Resources help us to overcome life’s challenges

Resources are significant to us to be able to live well

Resources help you participate in life to reach your full potential.

Resources enable a client to participate in life using their full potential.  Resources are anything that enhances the quality of our lives and relieves us from difficult circumstances, writes Pat Ogden (Ogden, P., Minton, K. & Pain, A.).

How can resources help?

Resources increases our capacity to digest and understand difficult thoughts, emotions or body sensations we may be having.  As intrusive material is resolved our ability to function well in our daily life improves.

Where are resources found?

Resources can be found externally in our environment or internally within us. Resources come in many forms as we pay attention to how they contribute positively to our lives.

How do we find our resources?

We may notice our resources when we become grateful for having a strong spiritual practice, a broad social network, have an ability to gather and intellectually understand information, enjoy creative outlets via music, dance, art, wood or metal work, sports, travel and nature.  You may think of other examples of resources as the list is abundant.

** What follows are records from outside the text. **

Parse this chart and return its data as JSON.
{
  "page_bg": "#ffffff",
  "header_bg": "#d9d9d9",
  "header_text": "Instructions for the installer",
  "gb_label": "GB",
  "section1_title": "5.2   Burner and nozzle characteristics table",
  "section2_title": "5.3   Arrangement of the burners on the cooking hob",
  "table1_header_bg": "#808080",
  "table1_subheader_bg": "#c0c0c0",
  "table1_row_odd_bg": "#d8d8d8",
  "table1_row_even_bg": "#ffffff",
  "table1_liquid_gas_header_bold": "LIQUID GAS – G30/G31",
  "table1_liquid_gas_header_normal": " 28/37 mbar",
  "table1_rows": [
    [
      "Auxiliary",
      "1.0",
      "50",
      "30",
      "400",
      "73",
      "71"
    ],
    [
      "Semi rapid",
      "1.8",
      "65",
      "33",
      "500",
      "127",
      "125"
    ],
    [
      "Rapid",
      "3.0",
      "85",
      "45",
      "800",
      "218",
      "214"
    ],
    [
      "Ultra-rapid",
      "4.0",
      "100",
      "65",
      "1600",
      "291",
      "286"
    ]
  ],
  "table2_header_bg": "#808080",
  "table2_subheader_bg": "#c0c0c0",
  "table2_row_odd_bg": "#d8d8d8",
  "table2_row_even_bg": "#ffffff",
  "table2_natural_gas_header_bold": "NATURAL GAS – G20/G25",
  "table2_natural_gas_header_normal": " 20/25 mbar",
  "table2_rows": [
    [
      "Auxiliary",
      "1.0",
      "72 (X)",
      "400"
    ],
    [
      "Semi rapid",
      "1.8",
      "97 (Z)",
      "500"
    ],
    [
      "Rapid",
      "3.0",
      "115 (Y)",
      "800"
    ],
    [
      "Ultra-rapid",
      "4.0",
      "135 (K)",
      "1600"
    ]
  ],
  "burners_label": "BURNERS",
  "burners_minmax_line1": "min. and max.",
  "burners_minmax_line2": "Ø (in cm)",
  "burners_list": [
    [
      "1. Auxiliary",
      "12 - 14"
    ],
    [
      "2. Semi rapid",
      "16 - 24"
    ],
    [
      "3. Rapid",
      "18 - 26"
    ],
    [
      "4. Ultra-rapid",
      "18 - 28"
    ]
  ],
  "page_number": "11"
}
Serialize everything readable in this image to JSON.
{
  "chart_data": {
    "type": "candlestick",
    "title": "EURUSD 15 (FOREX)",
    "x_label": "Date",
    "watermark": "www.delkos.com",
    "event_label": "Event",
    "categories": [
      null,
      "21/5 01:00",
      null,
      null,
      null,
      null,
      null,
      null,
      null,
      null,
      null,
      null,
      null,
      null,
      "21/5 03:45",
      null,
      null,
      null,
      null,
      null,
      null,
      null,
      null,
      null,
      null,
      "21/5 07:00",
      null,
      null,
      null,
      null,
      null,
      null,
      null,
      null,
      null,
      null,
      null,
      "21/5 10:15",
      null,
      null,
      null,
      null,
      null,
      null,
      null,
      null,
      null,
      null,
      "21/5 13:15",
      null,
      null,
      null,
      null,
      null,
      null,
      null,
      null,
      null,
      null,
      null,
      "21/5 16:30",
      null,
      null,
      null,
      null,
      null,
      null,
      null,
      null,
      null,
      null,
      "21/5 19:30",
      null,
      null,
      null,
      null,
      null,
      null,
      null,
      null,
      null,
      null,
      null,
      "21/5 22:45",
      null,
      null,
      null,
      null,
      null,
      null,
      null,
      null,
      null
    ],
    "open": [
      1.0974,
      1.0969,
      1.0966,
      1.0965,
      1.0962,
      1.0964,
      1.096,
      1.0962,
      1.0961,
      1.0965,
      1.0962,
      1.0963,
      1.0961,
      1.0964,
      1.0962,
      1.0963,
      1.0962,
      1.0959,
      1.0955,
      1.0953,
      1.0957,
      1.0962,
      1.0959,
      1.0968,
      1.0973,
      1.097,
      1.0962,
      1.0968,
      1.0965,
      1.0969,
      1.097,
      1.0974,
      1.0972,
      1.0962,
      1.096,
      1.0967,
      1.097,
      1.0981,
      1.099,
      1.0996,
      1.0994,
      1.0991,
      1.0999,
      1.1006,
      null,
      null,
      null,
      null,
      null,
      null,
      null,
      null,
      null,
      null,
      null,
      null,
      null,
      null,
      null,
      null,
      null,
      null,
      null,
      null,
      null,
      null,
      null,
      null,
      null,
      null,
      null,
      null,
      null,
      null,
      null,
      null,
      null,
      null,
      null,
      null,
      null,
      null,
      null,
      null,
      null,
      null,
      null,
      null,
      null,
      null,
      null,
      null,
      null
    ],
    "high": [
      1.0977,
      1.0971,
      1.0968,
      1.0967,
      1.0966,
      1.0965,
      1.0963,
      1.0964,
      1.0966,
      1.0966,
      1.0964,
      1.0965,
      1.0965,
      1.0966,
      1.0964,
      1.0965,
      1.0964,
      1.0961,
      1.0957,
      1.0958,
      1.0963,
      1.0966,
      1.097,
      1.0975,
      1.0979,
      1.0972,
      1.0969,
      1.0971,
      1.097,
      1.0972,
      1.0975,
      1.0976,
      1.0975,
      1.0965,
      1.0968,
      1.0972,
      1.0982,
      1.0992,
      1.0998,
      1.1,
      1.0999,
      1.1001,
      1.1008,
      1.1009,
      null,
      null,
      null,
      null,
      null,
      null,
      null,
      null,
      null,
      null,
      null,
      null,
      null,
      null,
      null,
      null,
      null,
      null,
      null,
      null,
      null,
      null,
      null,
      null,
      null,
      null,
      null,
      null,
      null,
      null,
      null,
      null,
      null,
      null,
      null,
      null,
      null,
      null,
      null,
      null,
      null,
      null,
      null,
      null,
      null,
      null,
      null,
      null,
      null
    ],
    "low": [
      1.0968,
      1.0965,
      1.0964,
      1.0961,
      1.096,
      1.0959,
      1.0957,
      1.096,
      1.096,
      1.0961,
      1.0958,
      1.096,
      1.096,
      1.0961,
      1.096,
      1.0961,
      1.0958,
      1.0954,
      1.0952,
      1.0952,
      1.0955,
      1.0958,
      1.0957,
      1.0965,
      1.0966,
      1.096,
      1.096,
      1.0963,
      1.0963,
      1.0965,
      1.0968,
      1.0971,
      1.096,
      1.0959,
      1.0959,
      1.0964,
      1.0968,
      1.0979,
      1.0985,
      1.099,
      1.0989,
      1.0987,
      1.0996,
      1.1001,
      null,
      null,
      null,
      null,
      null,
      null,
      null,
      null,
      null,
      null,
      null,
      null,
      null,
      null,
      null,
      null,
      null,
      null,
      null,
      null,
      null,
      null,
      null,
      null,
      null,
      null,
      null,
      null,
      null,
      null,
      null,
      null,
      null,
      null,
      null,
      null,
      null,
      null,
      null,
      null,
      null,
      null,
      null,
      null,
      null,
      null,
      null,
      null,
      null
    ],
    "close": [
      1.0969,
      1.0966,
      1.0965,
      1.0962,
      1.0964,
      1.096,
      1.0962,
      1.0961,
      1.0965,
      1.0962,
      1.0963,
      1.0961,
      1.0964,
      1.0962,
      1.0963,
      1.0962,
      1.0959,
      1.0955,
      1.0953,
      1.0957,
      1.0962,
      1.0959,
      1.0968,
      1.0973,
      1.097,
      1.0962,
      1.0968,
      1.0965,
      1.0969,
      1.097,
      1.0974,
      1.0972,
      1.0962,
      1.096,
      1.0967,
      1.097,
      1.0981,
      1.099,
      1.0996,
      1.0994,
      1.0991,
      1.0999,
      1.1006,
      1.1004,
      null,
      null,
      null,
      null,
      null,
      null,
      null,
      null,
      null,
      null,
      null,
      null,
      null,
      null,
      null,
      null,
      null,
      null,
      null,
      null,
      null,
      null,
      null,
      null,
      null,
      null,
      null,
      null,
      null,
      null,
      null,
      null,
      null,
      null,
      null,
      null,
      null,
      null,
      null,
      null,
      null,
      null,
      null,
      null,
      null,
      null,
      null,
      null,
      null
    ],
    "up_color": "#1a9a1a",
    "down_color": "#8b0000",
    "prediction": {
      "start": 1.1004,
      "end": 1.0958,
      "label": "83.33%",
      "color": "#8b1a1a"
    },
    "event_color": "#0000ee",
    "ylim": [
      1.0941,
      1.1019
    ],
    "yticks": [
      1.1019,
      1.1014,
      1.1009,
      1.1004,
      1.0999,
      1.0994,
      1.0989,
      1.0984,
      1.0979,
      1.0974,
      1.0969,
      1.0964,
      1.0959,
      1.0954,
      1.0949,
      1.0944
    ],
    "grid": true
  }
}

Another example of a resource is your much loved pet.  People often draw strength and a sense of safety from their pets, particularly dogs or cats.  Their attachment to their pets are a fantastic resource often remembered in times of stress.

Resources used in therapy bring successful therapeutic outcomes

Sometimes people commence therapy with a habitual stance of primarily focusing on anything negative, and forget that they have resources.   An important goal of therapy is inviting a person to let in and sense positive images, thoughts, emotions or body sensations through their five senses.

How we work with resources in therapy

Once they can remember a positive memory such as being in a safe space this needs to be felt in the body.  This involves strengthening their memory of the image of them being in their safe place.  The resource is thereby identified, noted and deepened.

A person may recall the smells and sounds that were present at the time of being in their safe place, and their feelings and thoughts about it come alive increasing their awareness of their resource.

Benefits of embodying resources

The client may experience greater ease and freedom in moving while they remember their safe place.  This then results in them feeling within their body a sense of embodiment of feeling safe.

The person’s safe place becomes a resource to be used when they feel triggered by cues that feel threatening.  This resource can restore their feelings of safety.  The body felt sense of safety may feel like a deeper breath, you could sit or stand taller, you experience the feeling of pleasure or confidence, you feel lighter, a softening of the body muscles happens, warmth in the skin colour is present, and the absence of thinking and needing to be hypervigilant can occur.

A therapist supports you to embody your resource

Here the therapist helps the client to still frame and highlight their resource of feeling safe by saying, ‘this seems like a really important moment.’  In slowing the client down to savour their feelings associated with feeling safe, the client turns a positive memory into a resource.  The therapist helps a person feel safe in the future, and to be able to work with a distressing traumatic memory.

Resources used to work with a trauma memory

It is useful for a person to have a safe place they can go to as a memory to be able to exercise a sense of choice about how they approach or step back from a traumatic memory.

Sensorimotor founder Pat Ogden suggests that when we work with a client as they remember a specific event, we help them track their experience before, during, and after the event.

A client working with a small piece of a traumatic memory is helped by the therapist to lift out their resource, which they used to survive the trauma.  An example of this is when a person remembers feeling helpless at the time of the trauma and they notice a shift in their mood as they remember that they were able to call for help from a neighbour and access medical treatment.

Resources enable us to feel self-empowered

A client often discovers their empowering skill used to overcome the trauma while they are integrating the trauma memory. Ogden says the client then learns to associate the trauma with a positive experience of being triumphant in overcoming the trauma (Ogden, P., Pain, C., & Minton, K.).

Our confidence grows when we have a cognitive and felt sense understanding of how we survived a difficult event.  Remembering one positive event can lead us to remember other memories where we have felt similar feelings of self-mastery.

Identify & acknowledge your resources

In recognising and acknowledging our existing skills and abilities we feel more calm and confident in facing life struggles.  When we uncover our strengths or resources we identify what enables us to competently master our life circumstances.

Be familiar with your resources

Uncovering our resources enables us to become familiar with what our resources or strengths are and we can apply them when needed.  This can be the ability to stand up for ourselves, to ask for help, to avoid conflict, to cognitively understand factual information, to soothe and calm ourselves or to appear strong in the face of danger, and to be able to move to safety.

References
1.  Trauma & the body.  Ogden, P., Minton, K., Pain, C.  2006.
2.  Sensorimotor psychotherapy.  Ogden, P., Fisher, J.  2015.